Le sénateur Grafstein : Sénateur Angus, je n'ai pas essayé de finasser, mais lorsque vous avez un problème qui n'a pas été résolu, il s'agit de voir comment l'insérer dans la structure fédérale d'une façon constitutionnelle et rentable. C'était l'endroit qui convenait parfaitement. D'autres personnes, des experts, m'ont dit en privé que c'était une excellente solution pour résoudre un problème très complexe. Cela n'oblige pas à constituer un tout nouveau régime de réglementation. Le régime est déjà là et fait exactement la même chose. Il était déjà une relation fédérale-provinciale, des lignes directrices facultatives et c'est là le critère. C'est donc déjà là. Mais au lieu que ce soit facultatif, cela devient obligatoire.

Le sénateur Angus : Je suis d'accord avec vous. À première vue, en conférant au Parlement la compétence voulue en la matière, vous avez peut-être trouvé une bonne solution.

Néanmoins, cela ne règle pas l'autre question, celle de la rentabilité. Vous l'avez mentionnée. Vous reconnaissez, je crois, que les provinces sont compétentes pour réglementer l'eau et assurer un approvisionnement en eau potable saine. Vous reconnaissez aussi, je crois, que chaque province a déjà un régime sous une forme ou sous une autre.

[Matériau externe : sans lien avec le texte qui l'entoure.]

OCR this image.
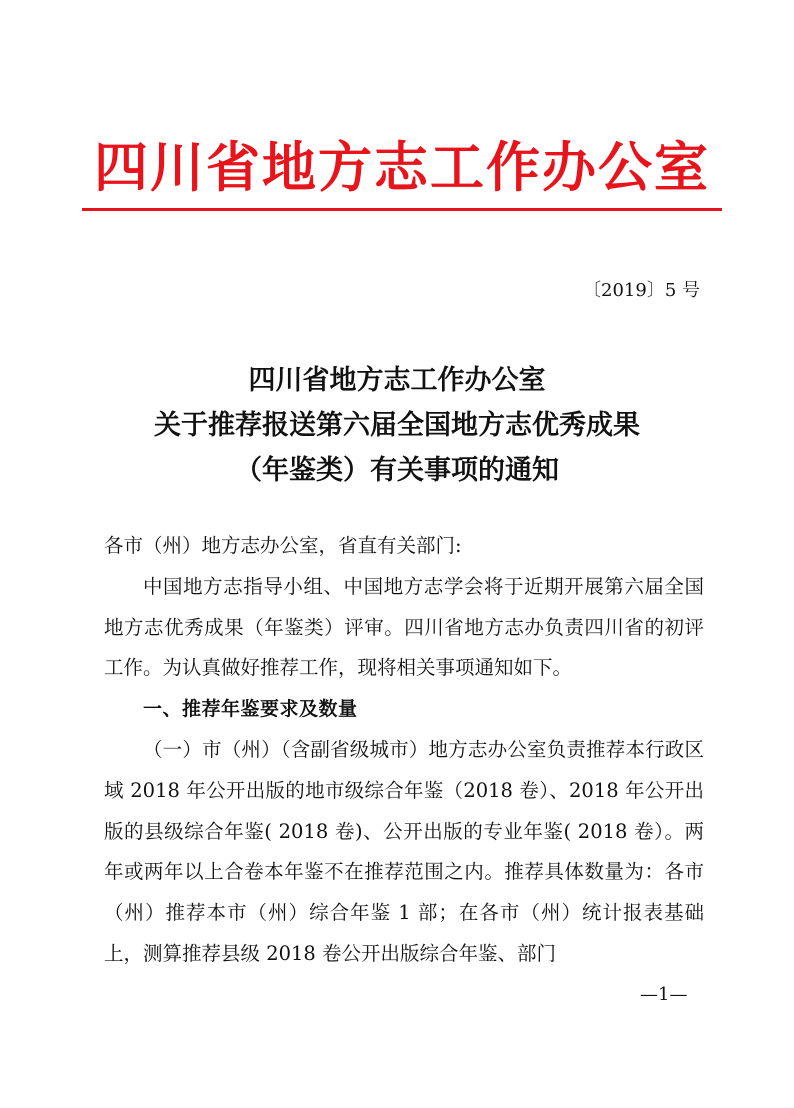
四川省地方志工作办公室
〔2019〕5 号
四川省地方志工作办公室
关于推荐报送第六届全国地方志优秀成果
（年鉴类）有关事项的通知

各市（州）地方志办公室，省直有关部门:

中国地方志指导小组、中国地方志学会将于近期开展第六届全国地方志优秀成果（年鉴类）评审。四川省地方志办负责四川省的初评工作。为认真做好推荐工作，现将相关事项通知如下。

一、推荐年鉴要求及数量

（一）市（州）（含副省级城市）地方志办公室负责推荐本行政区域 2018 年公开出版的地市级综合年鉴（2018 卷）、2018 年公开出版的县级综合年鉴( 2018 卷)、公开出版的专业年鉴( 2018 卷）。两年或两年以上合卷本年鉴不在推荐范围之内。推荐具体数量为：各市（州）推荐本市（州）综合年鉴 1 部；在各市（州）统计报表基础上，测算推荐县级 2018 卷公开出版综合年鉴、部门

—1—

Le sénateur Grafstein : Je le reconnais.

Le sénateur Angus : Lorsque vous avez présenté ce projet de loi pour la première fois, le Nunavut n'était pas encore le territoire qu'il est aujourd'hui.

Le sénateur Grafstein : Il y avait déjà un régime là-bas.

Le sénateur Angus : Il y avait un.

Le sénateur Grafstein : Bien entendu.

Le sénateur Angus : Je dois d'abord vous demander si vous le faites parce que vous pensez que les provinces ne font pas bien leur travail?

Le sénateur Grafstein : Je le fais parce que nous avons largement la preuve que les provinces ne s'acquittent pas du mandat que leur confère la Constitution, qui est de fournir une eau potable saine à chacun de leurs citoyens. C'est évident.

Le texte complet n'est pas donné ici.